Volume 6 Issue 2 (2010): Research Practice in Art and Design: Experiential Knowledge and Organised Inquiry
Experiential Knowledge in Organised Inquiry

Naturalistic Cognition: A Research Paradigm for Human-Centered Design

Peter Storkerson
University of Illinois Urbana Champaign
Published December 5, 2010
  • formal reason,
  • naturalistic cognition,
  • phenomenological knowing,
  • situated cognition,
  • human-centered design,
  • vicarious function,
  • Brunswik's lens model
  • ...More


Naturalistic thinking and knowing, the tacit, experiential, and intuitive reasoning of everyday interaction, have long been regarded as inferior to formal reason and labeled primitive, fallible, subjective, superstitious, and in some cases ineffable. But, naturalistic thinking is more rational and definable than it appears. It is also relevant to design. Inquiry into the mechanisms of naturalistic thinking and knowledge can bring its resources into focus and enable designers to create better, human-centered designs for use in real-world settings. This article makes a case for the explicit, formal study of implicit, naturalistic thinking within the fields of design. It develops a framework for defining and studying naturalistic thinking and knowledge, for integrating them into design research and practice, and for developing a more integrated, consistent theory of knowledge in design.

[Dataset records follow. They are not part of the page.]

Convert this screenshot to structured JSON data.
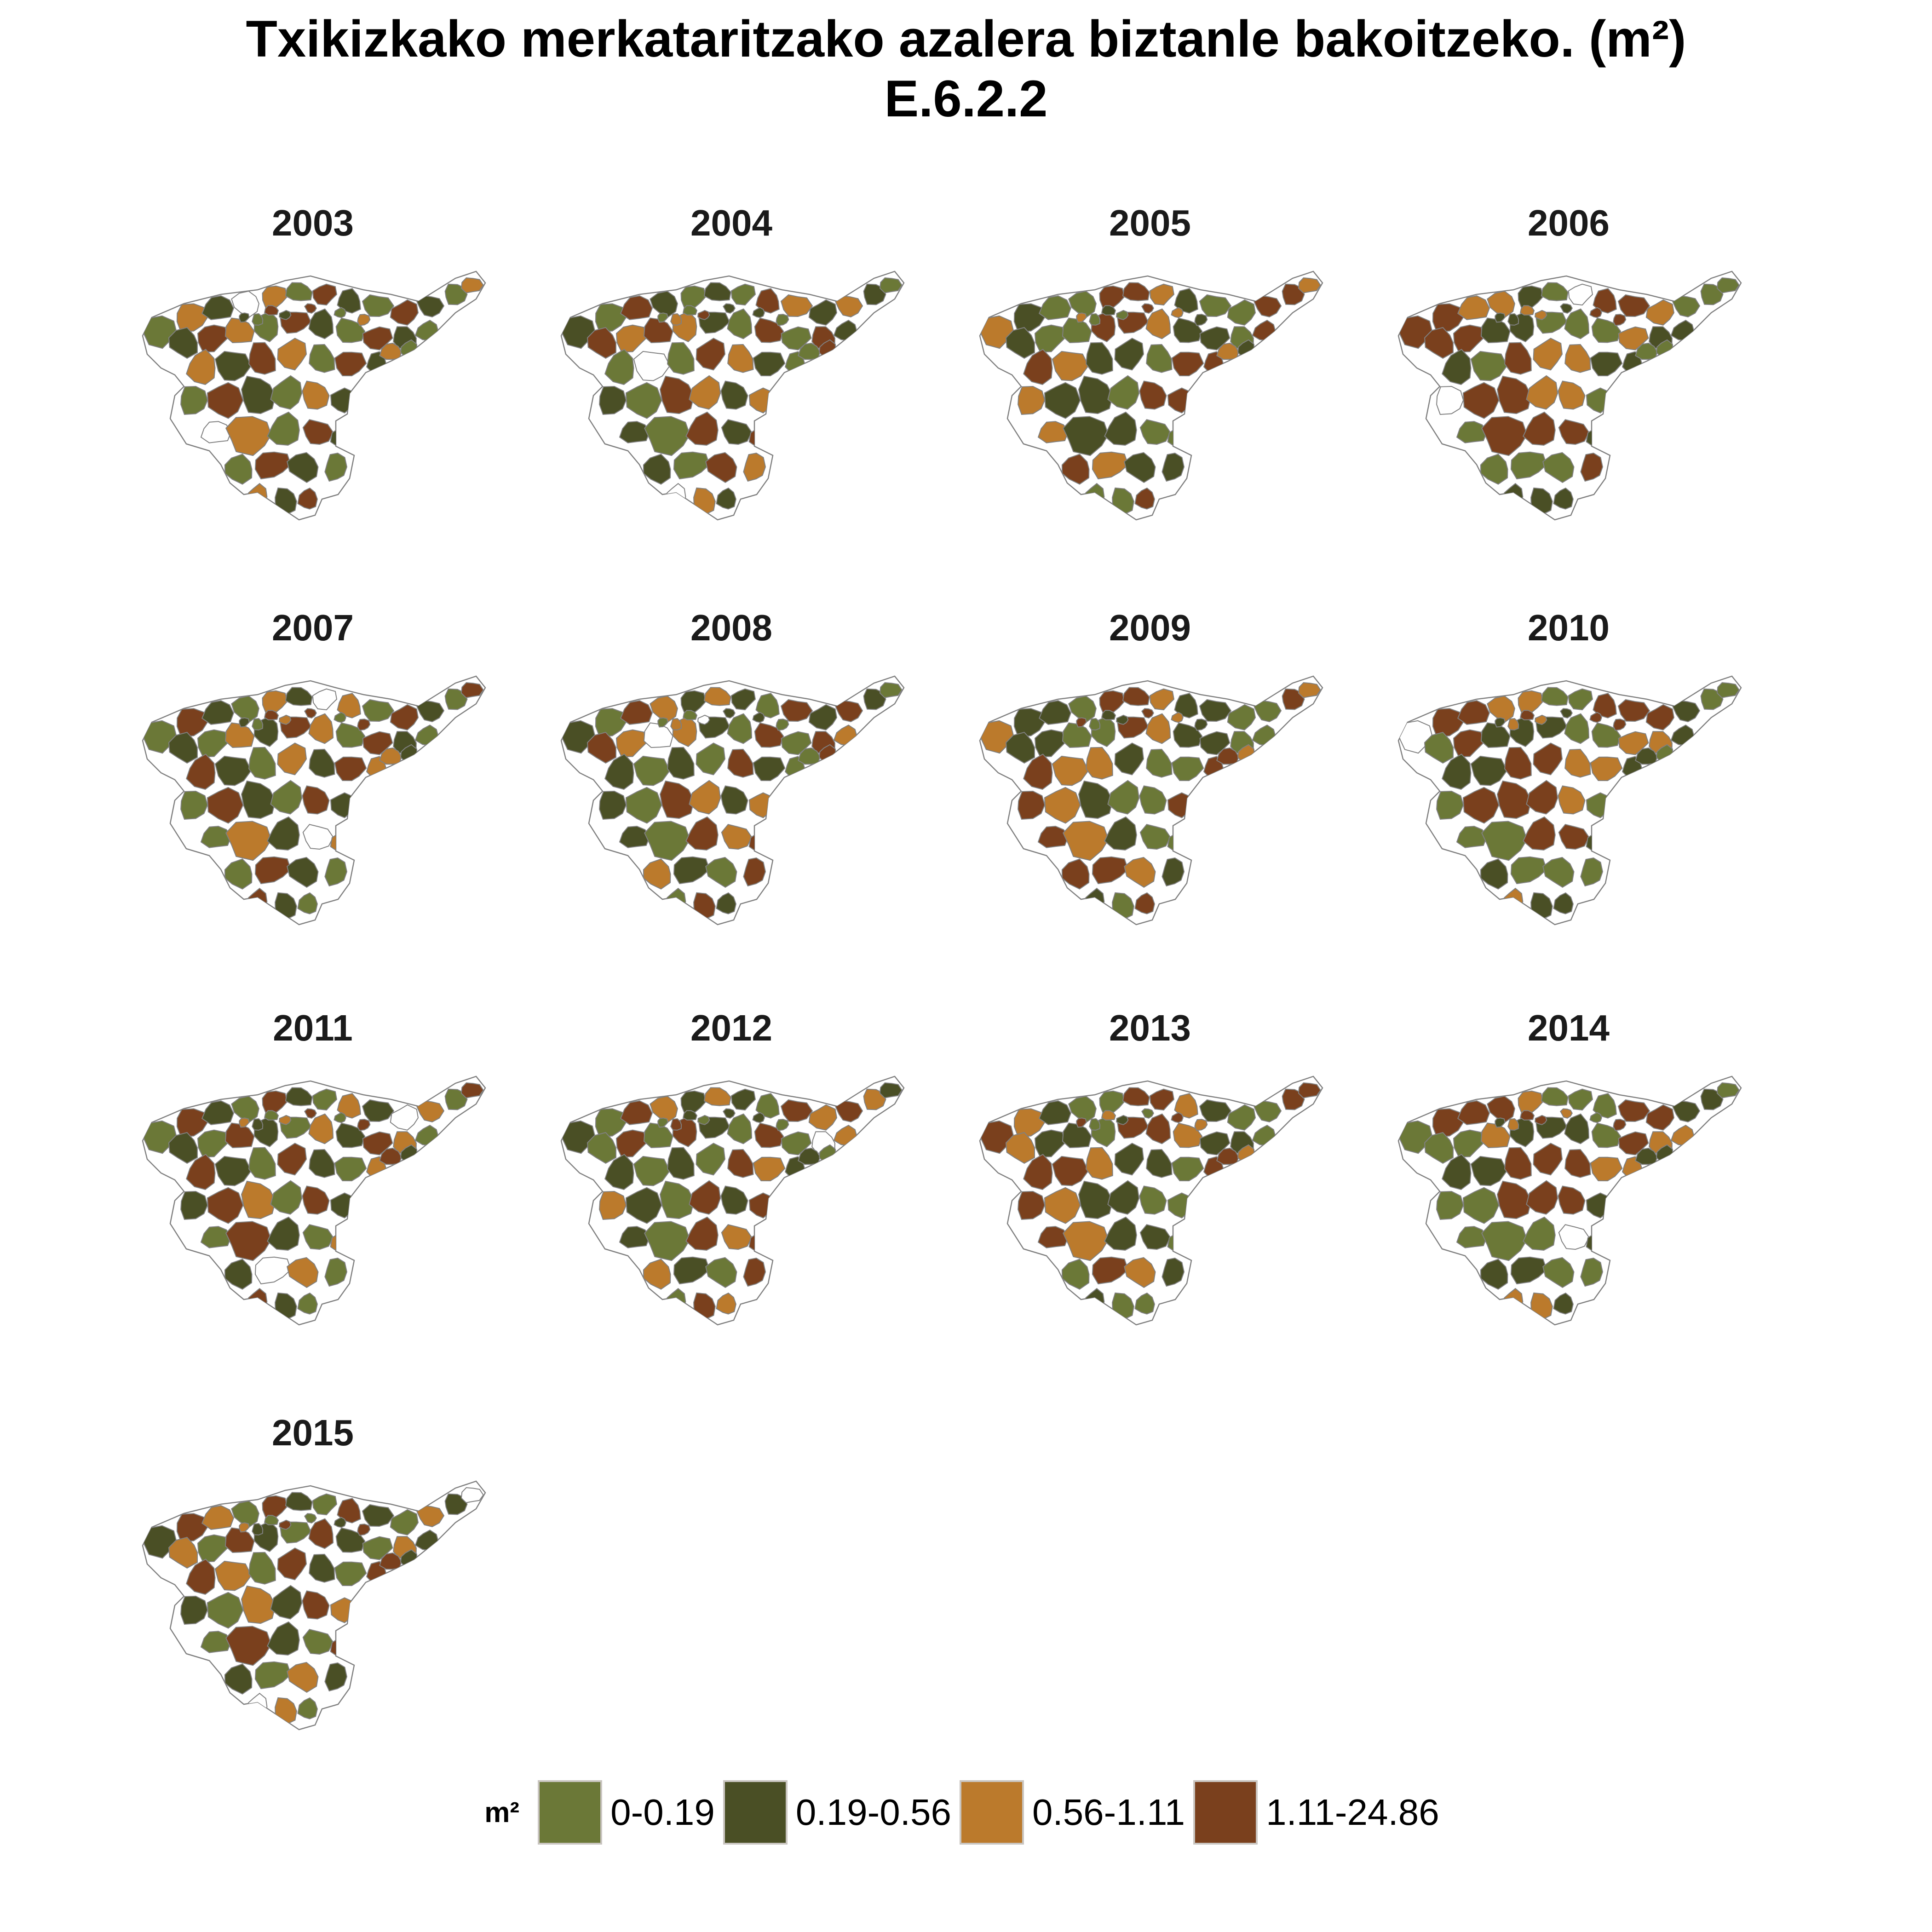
{
  "title": {
    "line1": "Txikizkako merkataritzako azalera biztanle bakoitzeko. (m²)",
    "line2": "E.6.2.2"
  },
  "chart_data": {
    "type": "choropleth-small-multiples",
    "panels": [
      "2003",
      "2004",
      "2005",
      "2006",
      "2007",
      "2008",
      "2009",
      "2010",
      "2011",
      "2012",
      "2013",
      "2014",
      "2015"
    ],
    "legend": {
      "title": "m²",
      "position": "bottom",
      "classes": [
        {
          "label": "0-0.19",
          "color": "#6b7837"
        },
        {
          "label": "0.19-0.56",
          "color": "#4a4f25"
        },
        {
          "label": "0.56-1.11",
          "color": "#bb7a2c"
        },
        {
          "label": "1.11-24.86",
          "color": "#7a401d"
        }
      ],
      "no_data_color": "#ffffff"
    },
    "border_color": "#808080"
  }
}
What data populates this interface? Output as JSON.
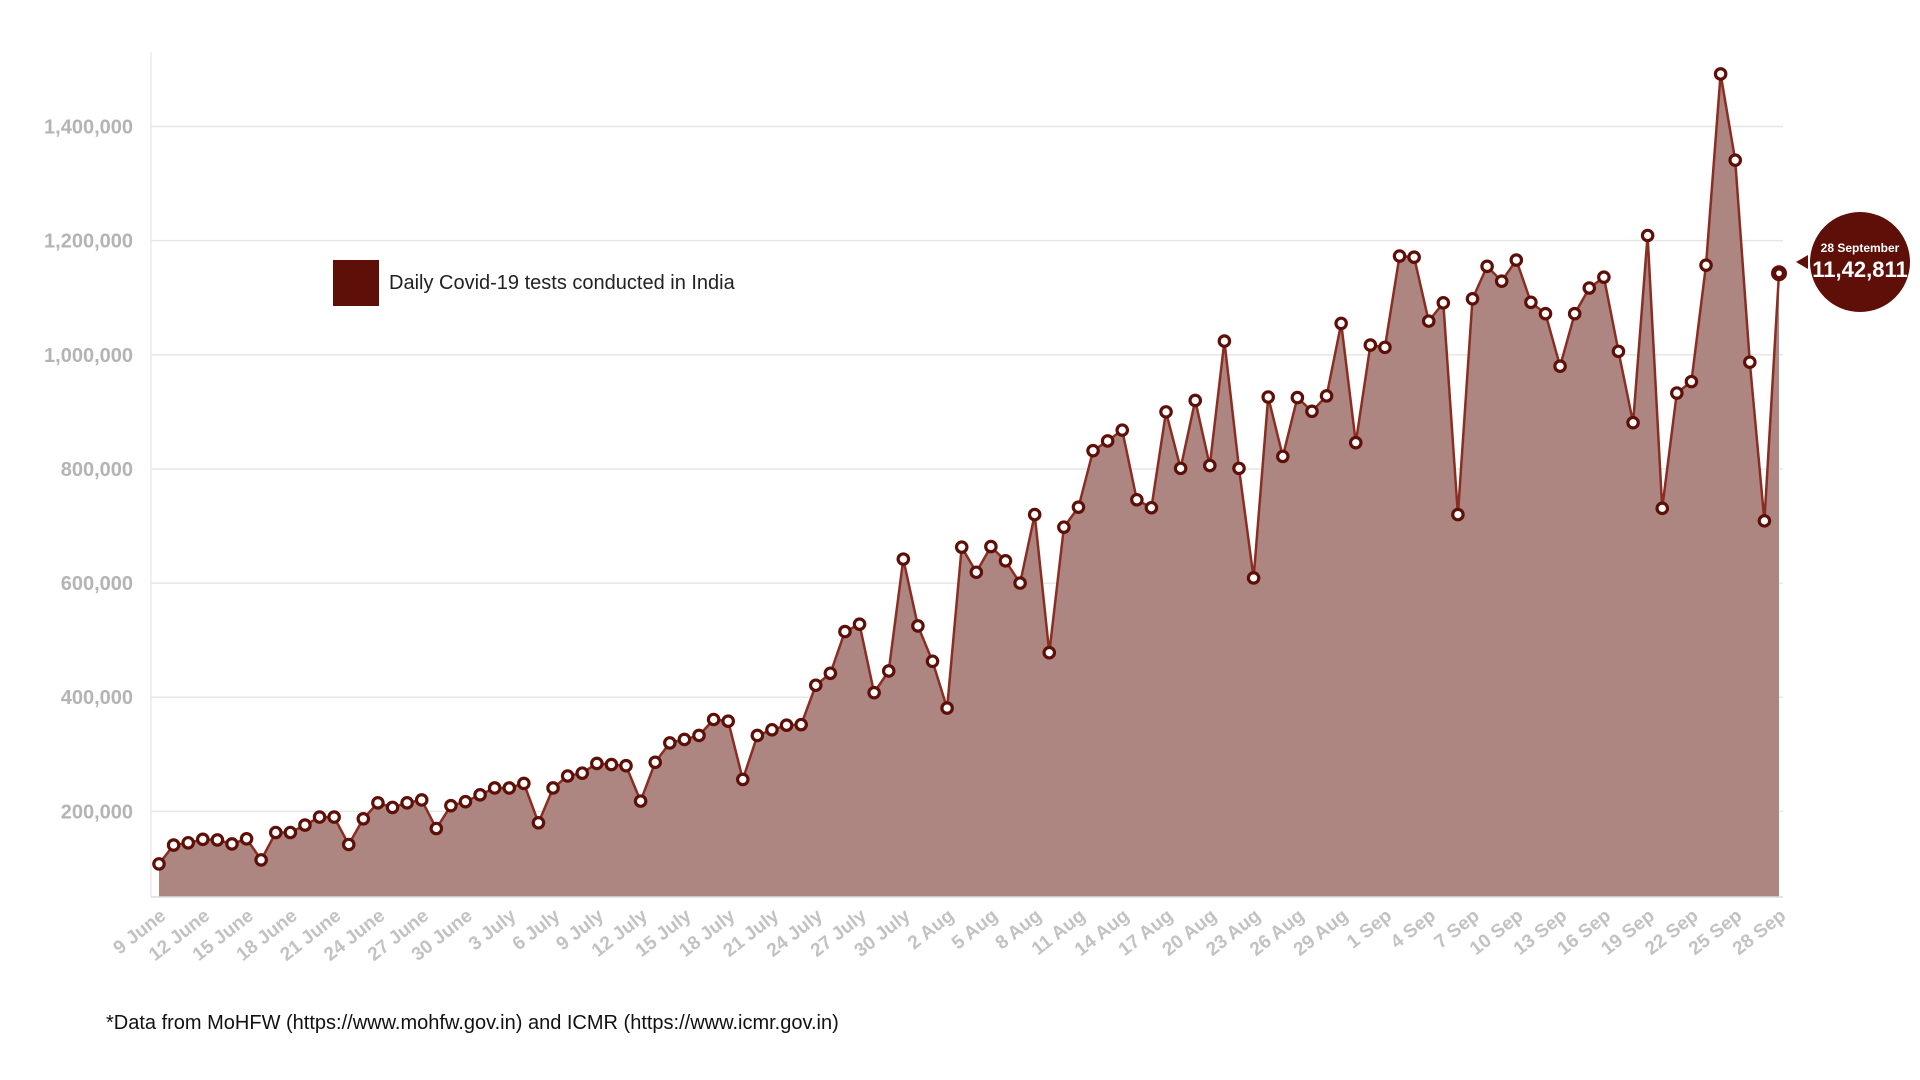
{
  "colors": {
    "accent": "#5e1008",
    "area_fill": "#ad8681",
    "line": "#8a2e24",
    "marker_fill": "#ffffff"
  },
  "legend": {
    "label": "Daily Covid-19 tests conducted in India"
  },
  "source_note": "*Data from MoHFW (https://www.mohfw.gov.in) and ICMR (https://www.icmr.gov.in)",
  "callout": {
    "date": "28 September",
    "value": "11,42,811"
  },
  "chart_data": {
    "type": "area",
    "title": "",
    "xlabel": "",
    "ylabel": "",
    "ylim": [
      50000,
      1520000
    ],
    "y_ticks": [
      200000,
      400000,
      600000,
      800000,
      1000000,
      1200000,
      1400000
    ],
    "y_tick_labels": [
      "200,000",
      "400,000",
      "600,000",
      "800,000",
      "1,000,000",
      "1,200,000",
      "1,400,000"
    ],
    "grid": true,
    "legend_position": "top-left",
    "x_tick_labels": [
      "9 June",
      "12 June",
      "15 June",
      "18 June",
      "21 June",
      "24 June",
      "27 June",
      "30 June",
      "3 July",
      "6 July",
      "9 July",
      "12 July",
      "15 July",
      "18 July",
      "21 July",
      "24 July",
      "27 July",
      "30 July",
      "2 Aug",
      "5 Aug",
      "8 Aug",
      "11 Aug",
      "14 Aug",
      "17 Aug",
      "20 Aug",
      "23 Aug",
      "26 Aug",
      "29 Aug",
      "1 Sep",
      "4 Sep",
      "7 Sep",
      "10 Sep",
      "13 Sep",
      "16 Sep",
      "19 Sep",
      "22 Sep",
      "25 Sep",
      "28 Sep"
    ],
    "start_date": "9 June",
    "series": [
      {
        "name": "Daily Covid-19 tests conducted in India",
        "values": [
          108000,
          141000,
          145000,
          151000,
          150000,
          143000,
          152000,
          115000,
          163000,
          163000,
          176000,
          190000,
          190000,
          142000,
          187000,
          215000,
          207000,
          215000,
          220000,
          170000,
          210000,
          217000,
          229000,
          241000,
          241000,
          249000,
          180000,
          241000,
          262000,
          267000,
          284000,
          282000,
          280000,
          218000,
          286000,
          320000,
          326000,
          333000,
          361000,
          358000,
          256000,
          333000,
          343000,
          351000,
          352000,
          421000,
          442000,
          515000,
          528000,
          408000,
          446000,
          642000,
          525000,
          463000,
          381000,
          663000,
          619000,
          664000,
          639000,
          600000,
          720000,
          478000,
          698000,
          733000,
          832000,
          849000,
          868000,
          746000,
          732000,
          900000,
          801000,
          920000,
          806000,
          1024000,
          801000,
          609000,
          926000,
          822000,
          925000,
          901000,
          928000,
          1055000,
          846000,
          1017000,
          1013000,
          1173000,
          1171000,
          1059000,
          1091000,
          720000,
          1098000,
          1155000,
          1129000,
          1166000,
          1092000,
          1072000,
          980000,
          1072000,
          1117000,
          1136000,
          1006000,
          881000,
          1209000,
          731000,
          933000,
          953000,
          1157000,
          1492000,
          1341000,
          987000,
          709000,
          1142811
        ]
      }
    ]
  }
}
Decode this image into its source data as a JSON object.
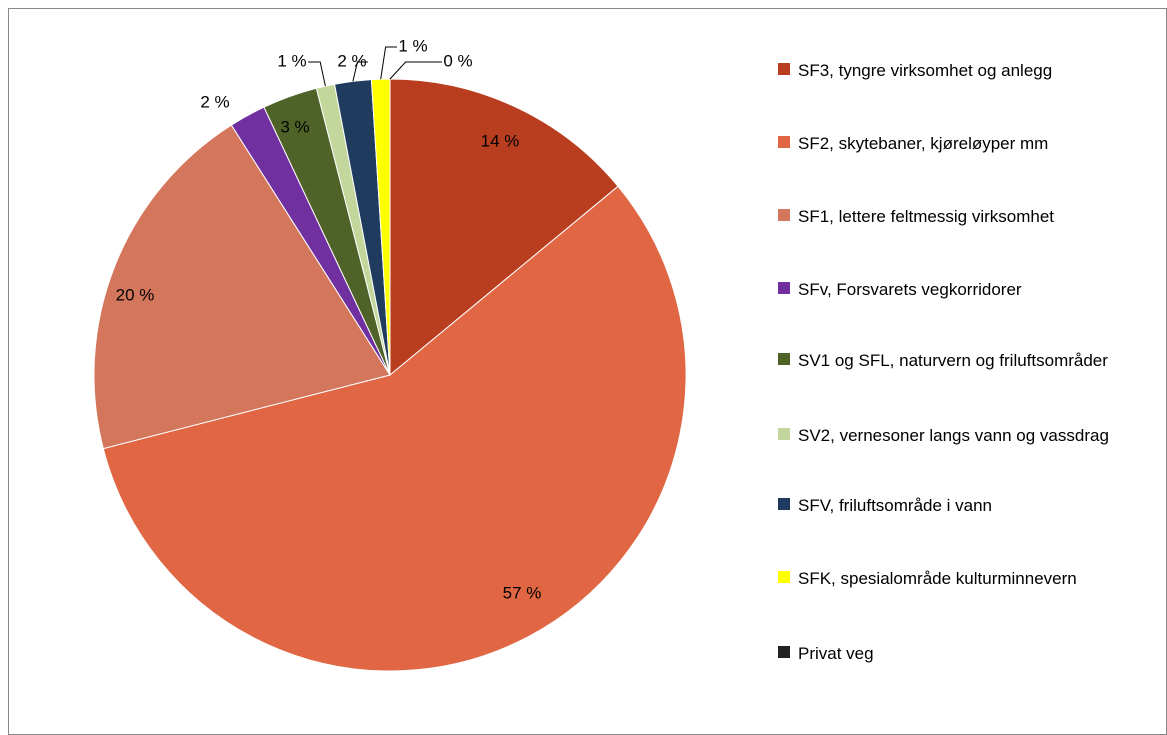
{
  "chart_data": {
    "type": "pie",
    "categories": [
      "SF3, tyngre virksomhet og anlegg",
      "SF2, skytebaner, kjøreløyper mm",
      "SF1, lettere feltmessig virksomhet",
      "SFv, Forsvarets vegkorridorer",
      "SV1 og SFL, naturvern og friluftsområder",
      "SV2, vernesoner langs vann og vassdrag",
      "SFV, friluftsområde i vann",
      "SFK, spesialområde kulturminnevern",
      "Privat veg"
    ],
    "values": [
      14,
      57,
      20,
      2,
      3,
      1,
      2,
      1,
      0
    ],
    "value_labels": [
      "14 %",
      "57 %",
      "20 %",
      "2 %",
      "3 %",
      "1 %",
      "2 %",
      "1 %",
      "0 %"
    ],
    "colors": [
      "#b93e1f",
      "#e06644",
      "#d4765c",
      "#7030a0",
      "#4f6228",
      "#c3d69b",
      "#1f3b5e",
      "#ffff00",
      "#222222"
    ],
    "legend": "right"
  }
}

It will (a) outline historical definitions of knowledge, attitudes toward formal and naturalistic thinking, and the difficulties presented by the co-presence of formal and naturalistic thinking in design, (b) define and contrast formal and naturalistic thinking as two distinct human cognitive systems, (c) demonstrate the importance of naturalistic cognition in formal thinking and real-world judgment, (d) demonstrate methods for researching naturalistic thinking that can be of use in design, and (e) briefly discuss the impact on design theory of admitting naturalistic thinking as valid, systematic, and knowable.